The greater part of the work deals with brahmanical ceremonies and feasts, the duties of castes, some accounts of snake myths, and other matters.[15] It also covers the duties of women, good and bad signs of people, and methods of worshipping Brahma, Ganesha, Skanda, and the Snakes.[16] A considerable section deals with Sun worship in a place called "Śākadvīpa" which may be a reference to Scythia.[17][18]
Of the four existing parts of the text, the Madhyamaparvan, which is not mentioned anywhere else as having formed a part of the Bhavishya Purana, is characterized by Rajendra Hazra as "a late appendage abounding in Tantric elements."[19]
Hazra has the following to say regarding the Pratisargaparvan:
The Pratisargaparvan, though nominally mentioned in the Bhaviṣya (I.1.2–3), contains stories about Adam, Noah, Yākuta, Taimurlong, Nadir Shah, Akbar (the emperor of Delhi), Jayacandra, ... and many others.
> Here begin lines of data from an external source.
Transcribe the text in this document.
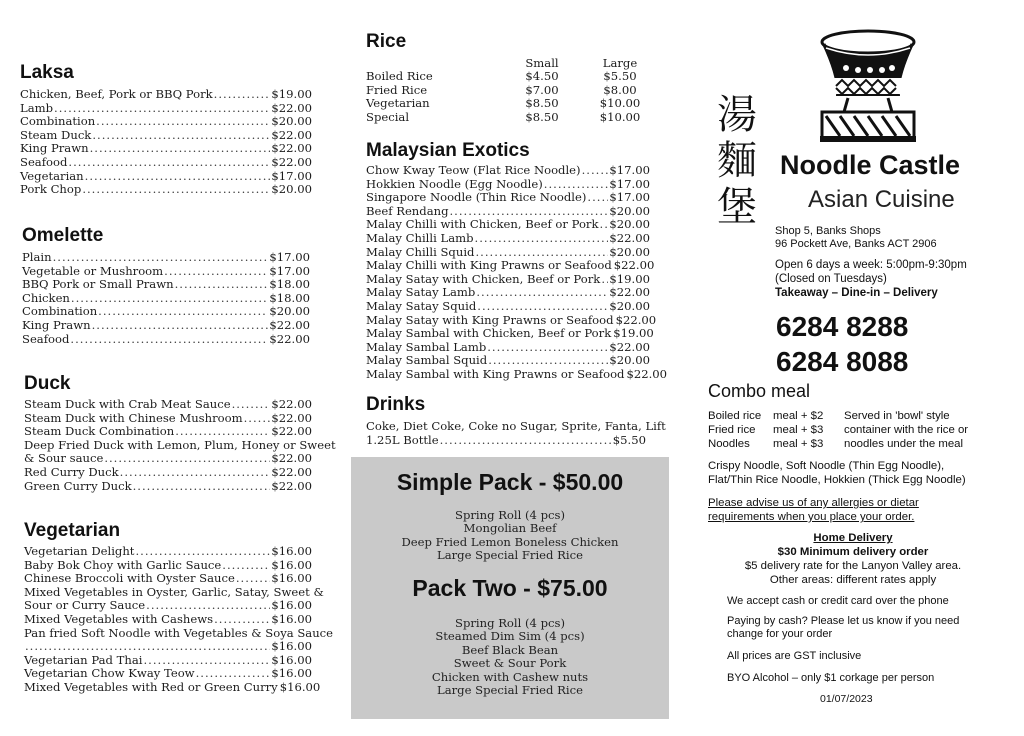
Laksa
Chicken, Beef, Pork or BBQ Pork .....	$19.00
Lamb .....	$22.00
Combination .....	$20.00
Steam Duck .....	$22.00
King Prawn .....	$22.00
Seafood .....	$22.00
Vegetarian .....	$17.00
Pork Chop .....	$20.00
Omelette
Plain .....	$17.00
Vegetable or Mushroom .....	$17.00
BBQ Pork or Small Prawn .....	$18.00
Chicken .....	$18.00
Combination .....	$20.00
King Prawn .....	$22.00
Seafood .....	$22.00
Duck
Steam Duck with Crab Meat Sauce .....	$22.00
Steam Duck with Chinese Mushroom ..... $22.00
Steam Duck Combination .....	$22.00
Deep Fried Duck with Lemon, Plum, Honey or Sweet
& Sour sauce .....	$22.00
Red Curry Duck .....	$22.00
Green Curry Duck .....	$22.00
Vegetarian
Vegetarian Delight .....	$16.00
Baby Bok Choy with Garlic Sauce .....	$16.00
Chinese Broccoli with Oyster Sauce .....	$16.00
Mixed Vegetables in Oyster, Garlic, Satay, Sweet &
Sour or Curry Sauce .....	$16.00
Mixed Vegetables with Cashews .....	$16.00
Pan fried Soft Noodle with Vegetables & Soya Sauce
.....
$16.00
Vegetarian Pad Thai .....	$16.00
Vegetarian Chow Kway Teow .....	$16.00
Mixed Vegetables with Red or Green Curry $16.00
Rice
	Small	Large
Boiled Rice	$4.50	$5.50
Fried Rice	$7.00	$8.00
Vegetarian	$8.50	$10.00
Special	$8.50	$10.00
Malaysian Exotics
Chow Kway Teow (Flat Rice Noodle) ..... $17.00
Hokkien Noodle (Egg Noodle) .....	$17.00
Singapore Noodle (Thin Rice Noodle) ..... $17.00
Beef Rendang .....	$20.00
Malay Chilli with Chicken, Beef or Pork ..... $20.00
Malay Chilli Lamb .....	$22.00
Malay Chilli Squid .....	$20.00
Malay Chilli with King Prawns or Seafood $22.00
Malay Satay with Chicken, Beef or Pork ..... $19.00
Malay Satay Lamb .....	$22.00
Malay Satay Squid .....	$20.00
Malay Satay with King Prawns or Seafood $22.00
Malay Sambal with Chicken, Beef or Pork $19.00
Malay Sambal Lamb .....	$22.00
Malay Sambal Squid .....	$20.00
Malay Sambal with King Prawns or Seafood $22.00
Drinks
Coke, Diet Coke, Coke no Sugar, Sprite, Fanta, Lift
1.25L Bottle .....	$5.50
Simple Pack - $50.00
Spring Roll (4 pcs)
Mongolian Beef
Deep Fried Lemon Boneless Chicken
Large Special Fried Rice
Pack Two - $75.00
Spring Roll (4 pcs)
Steamed Dim Sim (4 pcs)
Beef Black Bean
Sweet & Sour Pork
Chicken with Cashew nuts
Large Special Fried Rice
湯
麵
堡
Noodle Castle
Asian Cuisine
Shop 5, Banks Shops
96 Pockett Ave, Banks ACT 2906
Open 6 days a week: 5:00pm-9:30pm
(Closed on Tuesdays)
Takeaway – Dine-in – Delivery
6284 8288
6284 8088
Combo meal
Boiled rice	meal + $2
Fried rice	meal + $3
Noodles	meal + $3
Served in 'bowl' style
container with the rice or
noodles under the meal
Crispy Noodle, Soft Noodle (Thin Egg Noodle),
Flat/Thin Rice Noodle, Hokkien (Thick Egg Noodle)
Please advise us of any allergies or dietar
requirements when you place your order.
Home Delivery
$30 Minimum delivery order
$5 delivery rate for the Lanyon Valley area.
Other areas: different rates apply
We accept cash or credit card over the phone
Paying by cash? Please let us know if you need
change for your order
All prices are GST inclusive
BYO Alcohol – only $1 corkage per person
01/07/2023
It even knows the British rule in India and names Calcutta and the Parliament.[20]
A. K. Ramanujan mentions finding references to Christ (as Isha Putra), Moses, and Queen Victoria in the "appropriately up-to-date Bhaviṣya Purāṇa" and cites this as an example of the fact that:
"In spite of repeated efforts to impose schemes and canons on them from time to time, Purāṇas are open systems."[21]
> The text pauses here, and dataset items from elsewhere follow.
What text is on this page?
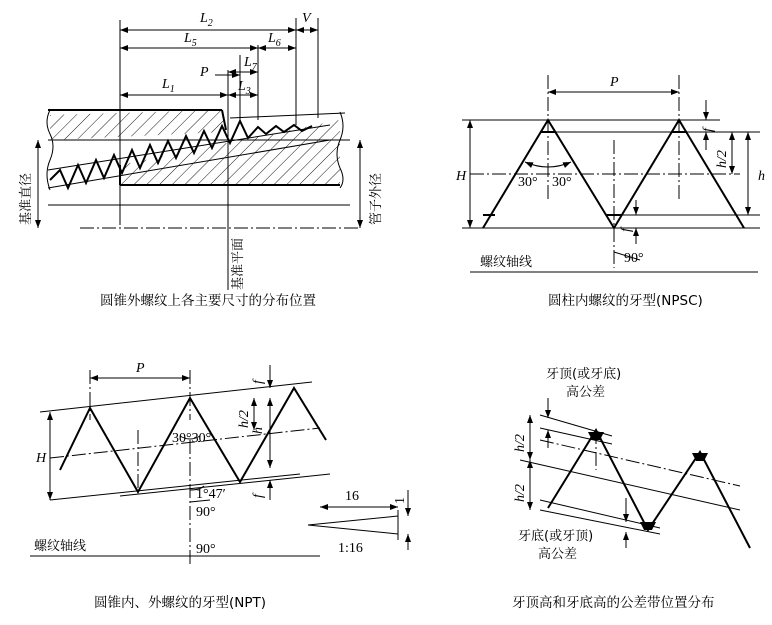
$L_2$	V
$L_5$	$L_6$
$L_7$
P
$L_1$	$L_3$
基准直径	管子外径
基准平面
圆锥外螺纹上各主要尺寸的分布位置
P
H
h/2
h
f
f
30° 30°
90°
螺纹轴线
圆柱内螺纹的牙型(NPSC)
P
H
h/2
h
f
f
30°30°
1°47′
90°
90°
16 1
1:16
螺纹轴线
圆锥内、外螺纹的牙型(NPT)
牙顶(或牙底)
高公差
h/2
h/2
牙底(或牙顶)
高公差
牙顶高和牙底高的公差带位置分布
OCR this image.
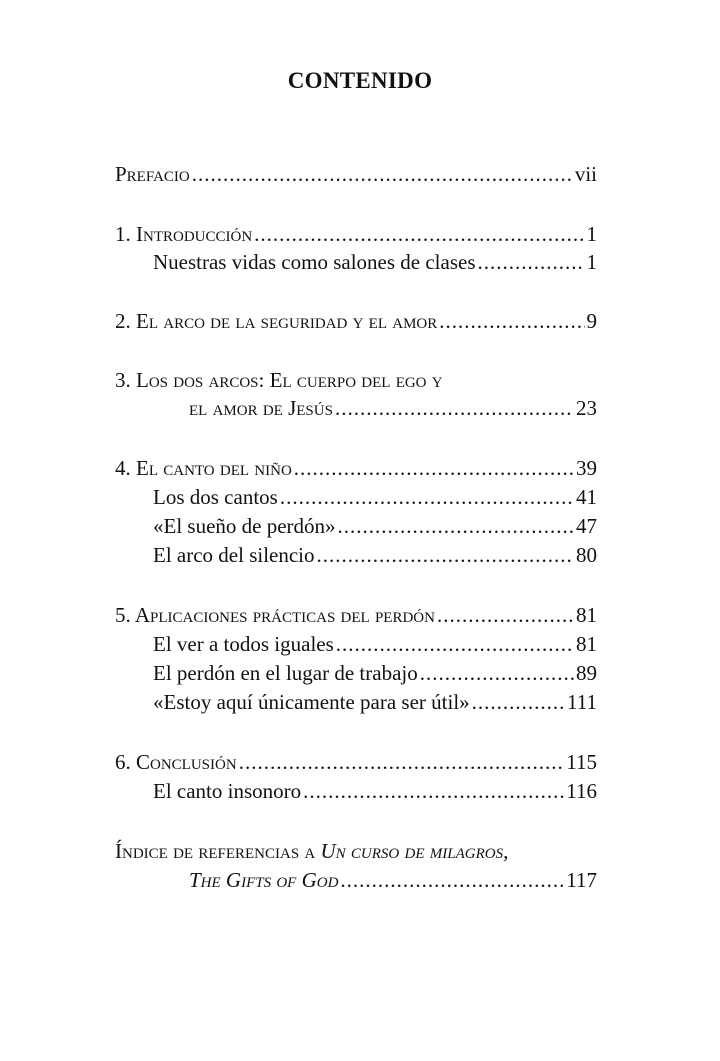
CONTENIDO
Prefacio .....	vii
1. Introducción .....	1
Nuestras vidas como salones de clases .....	1
2. El arco de la seguridad y el amor .....	9
3. Los dos arcos: El cuerpo del ego y
el amor de Jesús .....	23
4. El canto del niño .....	39
Los dos cantos .....	41
«El sueño de perdón» .....	47
El arco del silencio .....	80
5. Aplicaciones prácticas del perdón .....	81
El ver a todos iguales .....	81
El perdón en el lugar de trabajo .....	89
«Estoy aquí únicamente para ser útil» .....	111
6. Conclusión .....	115
El canto insonoro .....	116
Índice de referencias a Un curso de milagros,
The Gifts of God .....	117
It also mentions the Iranian prophet Zarathushtra. It tells the story of the union of Nishkubha, daughter of Rsi Rijihva and the Sun (Mihira). From this wedlock was born a sage called Zarashata, who apparently is Zoroaster of the Iranian traditions.
The Uttaraparvan, though nominally attached to the Bhavishya Purana, is usually considered to be an independent work, also known as the Bhaviṣyottara Purāṇa, and as such is included among the Upapuranas (Lesser Puranas).[22] The Bhaviṣyottara Purana is primarily a handbook of religious rites with a few legends and myths.[23] Rajendra Hazra characterizes it as "a loose collection of materials taken from various sources" that is lacking in many of the traditional five characteristics of a purana, but which offers an interesting study of vows, festivals, and donations from sociological and religious points of view.[24]